映画プロデューサーのささやかな日常(25)

筆者が撮り、ツイッターにアップした東京・目黒の桜。前向きな意見と行動の大切さを思う春
 ツイッター時代の作り手と消費者の関係

     望まれる前向きな意見

 映画の感想をツイッターでつぶやくことが日常的になりました。ツイッターが誕生してから10年近く。「伝えたいことを簡単に自分の言葉で世界に表明できる」。それまで考えられなかったようなことが、誰にでも普通にできる世の中になりました。

 映画製作を行っている側の身としては、正直、「荒れる」ことが多いインターネットの掲示板などを読むのは辛いことも多く、なるべく見ないようにしていました。しかしツイッターが浸透してからは、ある程度距離感を保ちながらも読むようにしています。

 褒めてもらったときはうれしく、けなされたときは落ち込みます。しかし、お金を出して見てくださった方々のコメントなので、受け止めることも仕事ではないかと思っています。

 皆さんも車や家電などの商品を購入する前に、アマゾンなどで評価を調べたりされると思います。レストランも「食べログ」などで点数評価を知り、参考にできるようになっています。僕もこれらのシステムを使っている立場でもあり、実際、5段階評価で3点以下だと買うのや行くのをやめてしまうこともあります。

 ですが、あらためて考えると、この点数はあくまでも「平均点」。すごく気に入った人と気に入らなかった人とがいても、それぞれの「想(おも)い」は平均にならされてしまう。お店によって点数を入れている人が少ない場合と多い場合がありますし、特定の人たちが書き込んで点数を上げる可能性だってあります。

 作り手側の願いとしては、「商品やサービスを評価する」ということは、その場限りのカタルシスで終わるのではなく、この部分を改善してもらいたい、という意見でもあってほしいと思います。それを作り手は読み、以後に反映させていくことも、こうしたシステムの持つ大きな意味の一つではないでしょうか。

 人を教育するときはしかるだけではなく、褒めることがより重要だと言われます。それと同じで「この部分が使いやすいが、この部分はダメ」などを伝える方が、作り手と消費者のお互いのためになるのではないでしょうか。
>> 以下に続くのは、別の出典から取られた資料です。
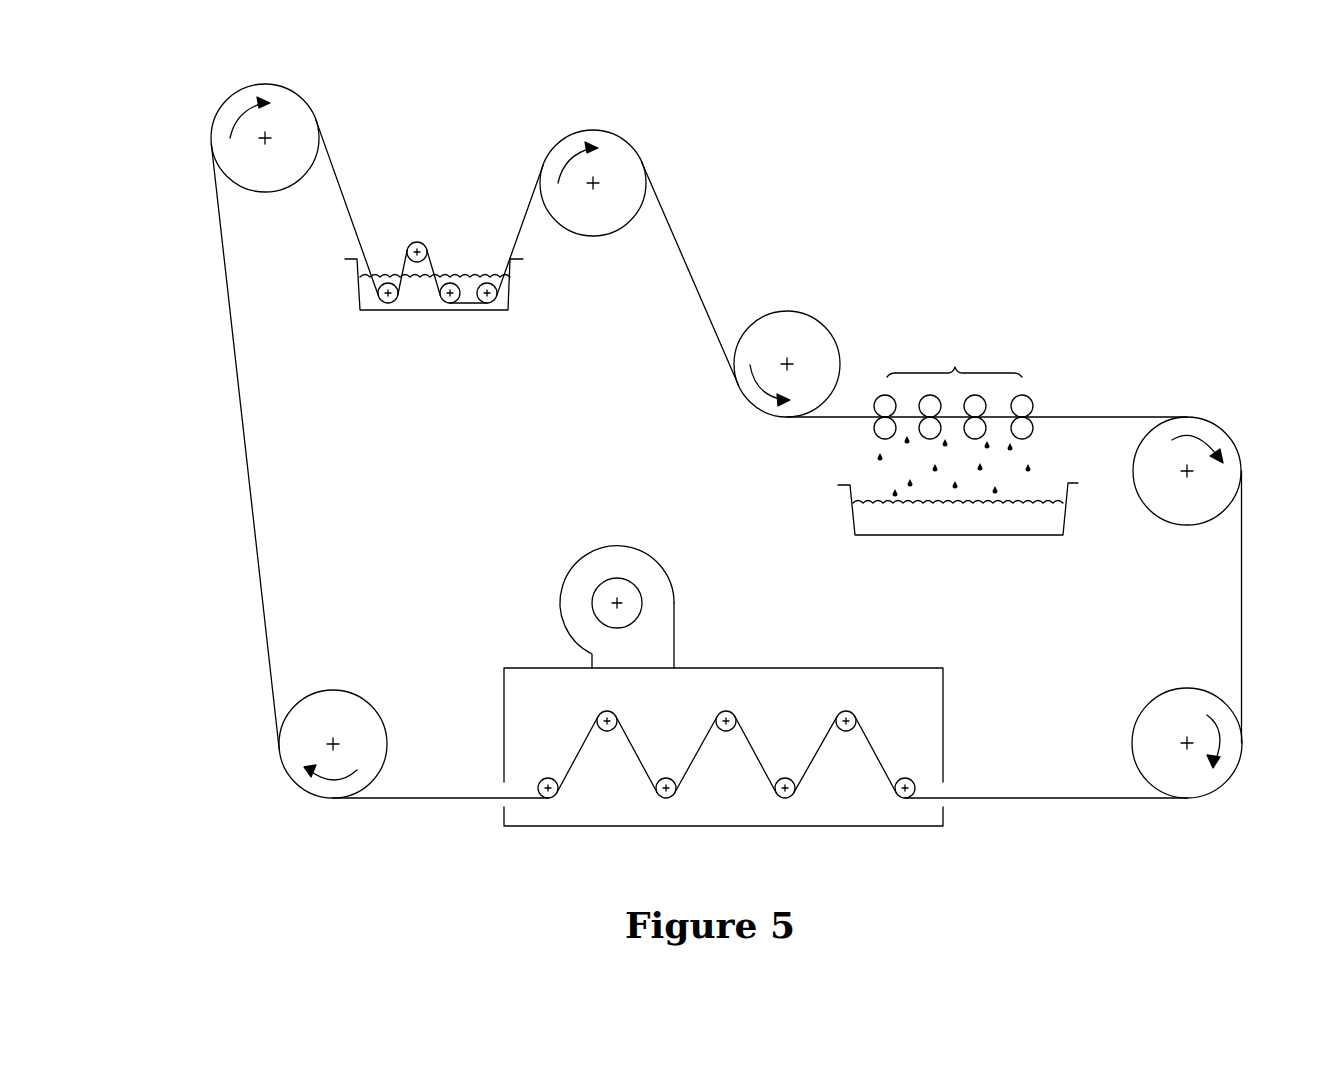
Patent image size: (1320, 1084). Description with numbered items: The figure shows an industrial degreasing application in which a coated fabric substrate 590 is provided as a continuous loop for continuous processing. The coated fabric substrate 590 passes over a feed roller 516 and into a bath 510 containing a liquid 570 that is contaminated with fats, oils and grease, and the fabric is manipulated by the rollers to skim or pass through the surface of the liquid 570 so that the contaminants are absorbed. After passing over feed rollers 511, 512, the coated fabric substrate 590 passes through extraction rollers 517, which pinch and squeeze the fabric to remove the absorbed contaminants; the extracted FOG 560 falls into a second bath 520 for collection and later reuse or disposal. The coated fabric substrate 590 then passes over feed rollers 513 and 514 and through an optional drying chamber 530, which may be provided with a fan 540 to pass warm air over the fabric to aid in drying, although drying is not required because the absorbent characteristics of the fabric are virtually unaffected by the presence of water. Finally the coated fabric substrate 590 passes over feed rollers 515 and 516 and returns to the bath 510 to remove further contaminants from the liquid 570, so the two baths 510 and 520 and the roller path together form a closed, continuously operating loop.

The coated fabric substrate 590 is at (243, 455).
The feed roller 516 is at (277, 193).
The bath 510 is at (403, 313).
The liquid 570 is at (510, 303).
The feed roller 511 is at (637, 150).
The feed roller 512 is at (817, 315).
The extraction rollers 517 is at (953, 417).
The feed roller 513 is at (1232, 437).
The bath 520 is at (902, 537).
The extracted FOG 560 is at (1037, 520).
The fan 540 is at (675, 630).
The drying chamber 530 is at (925, 665).
The feed roller 514 is at (1162, 692).
The feed roller 515 is at (368, 702).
 とはいえ、やっぱり自分の目で見て、できれば経験して選ぶことがどんな時代でも最も有効なことなのではないかと思います。「百聞は一見にしかず」。あらためて思うに、けだし名言です。

 これには、後に加えられたこんな続きがあるそうです。「百見は一考にしかず」(たとえたくさん見ても、考えることにはおよばない)、「百考は一行にしかず」(たとえ考えても、「行動」にはおよばない)。

 否定的な意見をただ言い放つだけでなく、今後につなげる前向きな意見や行動が互いをよりよく変えていけるのではないか。そんなことを思う春の日です。